Re: [PATCH V3 0/4] Define coherent device memory node

From: Anshuman Khandual
Date: Wed Mar 08 2017 - 07:13:23 EST


On 03/01/2017 04:29 PM, Balbir Singh wrote:
> On Wed, Mar 1, 2017 at 8:55 PM, Mel Gorman <mgorman@xxxxxxx> wrote:
>> On Wed, Mar 01, 2017 at 01:42:40PM +1100, Balbir Singh wrote:
>>>>>> The idea of this patchset was to introduce
>>>>>> the concept of memory that is not necessarily system memory, but is coherent
>>>>>> in terms of visibility/access with some restrictions
>>>>>>
>>>>> Which should be done without special casing the page allocator, cpusets and
>>>>> special casing how cpusets are handled. It's not necessary for any other
>>>>> mechanism used to restrict access to portions of memory such as cpusets,
>>>>> mempolicies or even memblock reservations.
>>>> Agreed, I mentioned a limitation that we see a cpusets.
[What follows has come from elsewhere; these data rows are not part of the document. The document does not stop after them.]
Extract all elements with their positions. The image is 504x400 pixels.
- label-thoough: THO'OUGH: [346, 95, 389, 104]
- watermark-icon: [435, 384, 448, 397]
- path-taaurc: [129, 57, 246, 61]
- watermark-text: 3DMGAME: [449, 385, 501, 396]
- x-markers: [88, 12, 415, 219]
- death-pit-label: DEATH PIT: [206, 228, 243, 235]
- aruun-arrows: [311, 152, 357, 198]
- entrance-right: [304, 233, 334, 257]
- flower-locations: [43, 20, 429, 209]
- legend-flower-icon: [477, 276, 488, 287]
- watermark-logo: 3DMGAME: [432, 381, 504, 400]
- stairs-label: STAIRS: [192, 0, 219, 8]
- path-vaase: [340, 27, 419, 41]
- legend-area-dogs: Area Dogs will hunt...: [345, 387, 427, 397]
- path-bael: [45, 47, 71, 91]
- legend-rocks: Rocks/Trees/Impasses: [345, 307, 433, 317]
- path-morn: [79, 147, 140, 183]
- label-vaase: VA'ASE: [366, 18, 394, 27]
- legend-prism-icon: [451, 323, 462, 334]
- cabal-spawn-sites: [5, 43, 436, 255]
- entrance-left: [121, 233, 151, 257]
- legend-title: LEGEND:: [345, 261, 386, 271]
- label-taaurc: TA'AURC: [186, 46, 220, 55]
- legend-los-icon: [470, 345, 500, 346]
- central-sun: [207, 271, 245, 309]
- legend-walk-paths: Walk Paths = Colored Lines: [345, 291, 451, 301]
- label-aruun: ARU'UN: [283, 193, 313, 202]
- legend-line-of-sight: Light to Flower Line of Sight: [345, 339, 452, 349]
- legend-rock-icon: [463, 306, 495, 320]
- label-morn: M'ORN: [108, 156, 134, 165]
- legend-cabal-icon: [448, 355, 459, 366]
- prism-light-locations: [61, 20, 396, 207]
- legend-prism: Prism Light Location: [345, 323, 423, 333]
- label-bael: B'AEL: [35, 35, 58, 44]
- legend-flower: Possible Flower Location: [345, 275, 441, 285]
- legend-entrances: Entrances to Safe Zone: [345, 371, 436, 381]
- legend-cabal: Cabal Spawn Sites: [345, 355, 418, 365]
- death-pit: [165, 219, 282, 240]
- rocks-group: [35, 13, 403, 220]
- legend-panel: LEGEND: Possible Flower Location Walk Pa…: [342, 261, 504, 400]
I do agree that
>>>> we should reuse any infrastructure we have, but cpusets are more static
>>>> in nature and inheritence compared to the requirements of CDM.
>>>>
>>> Mel, I went back and looked at cpusets and found some limitations that
>>> I mentioned earlier, isolating a particular node requires some amount
>>> of laborious work in terms of isolating all tasks away from the root cpuset
>>> and then creating a hierarchy where the root cpuset is empty and now
>>> belong to a child cpuset that has everything but the node we intend to
>>> ioslate. Even with hardwalling, it does not prevent allocations from
>>> the parent cpuset.
>>>
>> That it is difficult does not in itself justify adding a third mechanism
>> specific to one type of device for controlling access to memory.
>>
> Not only is it difficult, but there are several tasks that refuse to
> change cpusets once created. I also noticed that the isolation may
> begin a little too late, some allocations may end up on the node to
> isolate.
>
> I also want to eventually control whether auto-numa
> balancing/kswapd/reclaim etc run on this node (something that cpusets
> do not provide). The reason for these decisions is very dependent on
> the properties of the node. The isolation mechanism that exists today
> is insufficient. Moreover the correct abstraction for device memory
> would be a class similar to N_MEMORY, but limited in what we include
> (which is why I was asking if questions 3 and 4 are clear). You might
> argue these are not NUMA nodes then, but these are in general sense
> NUMA nodes (with non-uniform properties and access times). NUMA allows
> with the right hardware expose the right programming model. Please
> consider reading the full details at
>
> https://patchwork.kernel.org/patch/9566393/
> https://lkml.org/lkml/2016/11/22/339

As explained by Balbir, right now cpuset mechanism gives only isolation
and is insufficient for creating other properties required for full
fledged CDM representation. NUMA representation is the close match for
CDM memory which represents non uniform attributes instead of distance
as the only differentiating property. Once represented as a NUMA node
in the kernel, we can achieve the isolation requirement either through
buddy allocator changes as proposed in this series or can look into
some alternative approaches as well. As I had mentioned in the last
RFC there is another way to achieve isolation through zonelist rebuild
process changes and mbind() implementation changes. Please find those
two relevant commits here.

https://github.com/akhandual/linux/commit/da1093599db29c31d12422a34d4e0cbf4683618f
https://github.com/akhandual/linux/commit/faadab4e9dc9685ab7a564a84d4a06bde8fc79d8

Will post these commits on this thread for further discussion. Do let
me know your views and suggestions on this approach.